Delays from FAA policy changes. Port still confident in moving ahead to SEPA
The Port of Seattle has confirmed that the Final Decision on the Sustainable Airport Master Plan (SAMP) Draft Environmental Assessment (EA) will be released on October 31, 2025. Washington. The decision will arrive almost one year to the day after the original publication of the Draft EA in October 2024.
Rule changes
Speaking on background both Port and FAA officials said that the delay was primarily due to two factors:
- Changes in federal policy have recently impacted how agencies like the FAA must approach environmental assessments, particularly with regard to climate change, cumulative impacts, and community engagement. These changes necessitated revisions and additional internal reviews.
- Unconfirmed reports from the Port say that more comments than expected had been received before the extended comment period ended in December.
Processing comments, many covering dozens of pages of highly technical material, requires significant time to catalog, analyze, and incorporate into the final document.

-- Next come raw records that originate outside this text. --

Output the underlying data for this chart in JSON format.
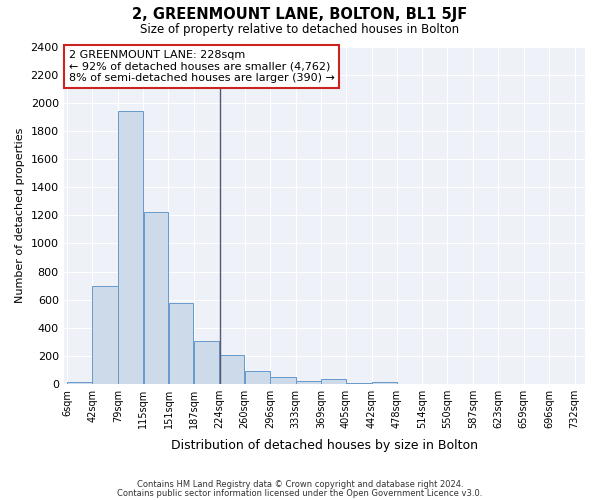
{
  "title": "2, GREENMOUNT LANE, BOLTON, BL1 5JF",
  "subtitle": "Size of property relative to detached houses in Bolton",
  "xlabel": "Distribution of detached houses by size in Bolton",
  "ylabel": "Number of detached properties",
  "bar_color": "#ccdaea",
  "bar_edge_color": "#6699cc",
  "bin_edges": [
    6,
    42,
    79,
    115,
    151,
    187,
    224,
    260,
    296,
    333,
    369,
    405,
    442,
    478,
    514,
    550,
    587,
    623,
    659,
    696,
    732
  ],
  "bin_labels": [
    "6sqm",
    "42sqm",
    "79sqm",
    "115sqm",
    "151sqm",
    "187sqm",
    "224sqm",
    "260sqm",
    "296sqm",
    "333sqm",
    "369sqm",
    "405sqm",
    "442sqm",
    "478sqm",
    "514sqm",
    "550sqm",
    "587sqm",
    "623sqm",
    "659sqm",
    "696sqm",
    "732sqm"
  ],
  "bar_heights": [
    15,
    700,
    1940,
    1225,
    575,
    310,
    205,
    90,
    50,
    25,
    35,
    5,
    15,
    2,
    3,
    0,
    0,
    0,
    0,
    0
  ],
  "ylim": [
    0,
    2400
  ],
  "yticks": [
    0,
    200,
    400,
    600,
    800,
    1000,
    1200,
    1400,
    1600,
    1800,
    2000,
    2200,
    2400
  ],
  "property_size": 228,
  "property_label": "2 GREENMOUNT LANE: 228sqm",
  "annotation_line1": "← 92% of detached houses are smaller (4,762)",
  "annotation_line2": "8% of semi-detached houses are larger (390) →",
  "vline_color": "#555577",
  "annotation_box_edge_color": "#cc2222",
  "footer1": "Contains HM Land Registry data © Crown copyright and database right 2024.",
  "footer2": "Contains public sector information licensed under the Open Government Licence v3.0.",
  "background_color": "#ffffff",
  "plot_bg_color": "#eef2f8",
  "grid_color": "#ffffff"
}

What the SAMP Draft EA Covers
The SAMP Near-Term Projects Draft EA released in October 2024, is a required step under the National Environmental Policy Act (NEPA). It evaluates potential environmental impacts of the 31 proposed projects, including terminal development, airfield improvements, and increased capacity. But it considers them as a single unit and with far less rigor than environmental reviews from previous expansions.
Next Steps
Once the Final EA is released, a sixty day public review period will follow. This is the ‘window’ for any legal challenge of those findings. If there is no appeal, the FAA will then either issue a Finding of No Significant Impact (FONSI) or require a more comprehensive Environmental Impact Statement (EIS).
But the Port remains confident that it will be able to proceed to publish a draft State (SEPA) EIS during the first quarter of 2026. They promise to provide a 30-day notice before doing so.
Meanwhile
The START Steering Committee also met recently to discuss the full Committee’s priorities for 2025-2026. The Steering Committee consists only of city administrators, meets entirely in private, and sets 100% of the agenda for StART. Based on the Port’s 2025-2026 Shared Policy Agenda there is reason to be extremely concerned. At the federal level, every piece of legislation they are supporting would make our lives worse. Because many of these recommendations sound good, we’re not even sure they recognize this.
The three main areas the full group had directed them to focus on are: Reducing Noise, Environmental Justice, Airport Growth and Capacity. Worthy goals, but too vague to be actionable.
We’ve received multiple reports that city administrators are also discussing the Four City ILA, including a new team of consultants and lawyers. Again, this is largely the same people, who also meet in private. We have no idea who they are considering, but hiring any law firm on an ad hoc basis is likely bad for us.
There is also the Part 150 Technical Review Committee, which is nearing a draft of the new noise boundary map.
Concerns
Our ongoing concern is the lack of continuity, transparency and frankly, sincerity. Since Part 150 studies are voluntary, every airport’s program is different. Some offer strong community advocacy to help insure that the noise boundaries and land use maps provide the most benefit to surrounding communities. Sadly, many others are simply ‘checking a box’ on community engagement to allow the airport operator to move ahead with expansion plans. With the current Sea-Tac Part 150 study, there is no way to know.
- The longest tenured city manager in the group has only two years on the job. The land use planners in several cities, essential to the Part 150 process, are also new. None have any experience with airports or the FAA. There is literally no point of reference going back even to the beginning of StART in 2018!
- The StART Steering Committee, Part 150 Technical Review Committee, and Four City ILA all meet in private. The rules of engagement for each are unknown, but StART’s operating procedures explicitly call for unanimity.
- The various cities have extremely varied interests and extremely different impact profiles. For example, Normandy Park has already said many times that they are perfectly happy with the status quo.
If the ceiling of the possible is set by the least concerned city, all three processes could end up being what they have been for the past 15 years — simply checking the boxes rather than developing strategies that properly defend community interests. At the end of the day, the problem of noise has often been the lack of will from surrounding cities, as much as, if not more than the Port of Seattle.
Call to action
Contact your Electeds. Tell them that closed processes, run exclusively by city administrators with no airport experience is the same playbook we’ve run for decades. Tell them you want an open process, as has been the case at many major airports. Tell them you want the community to play an active role in the establishment of new noise boundaries now; before any maps are established.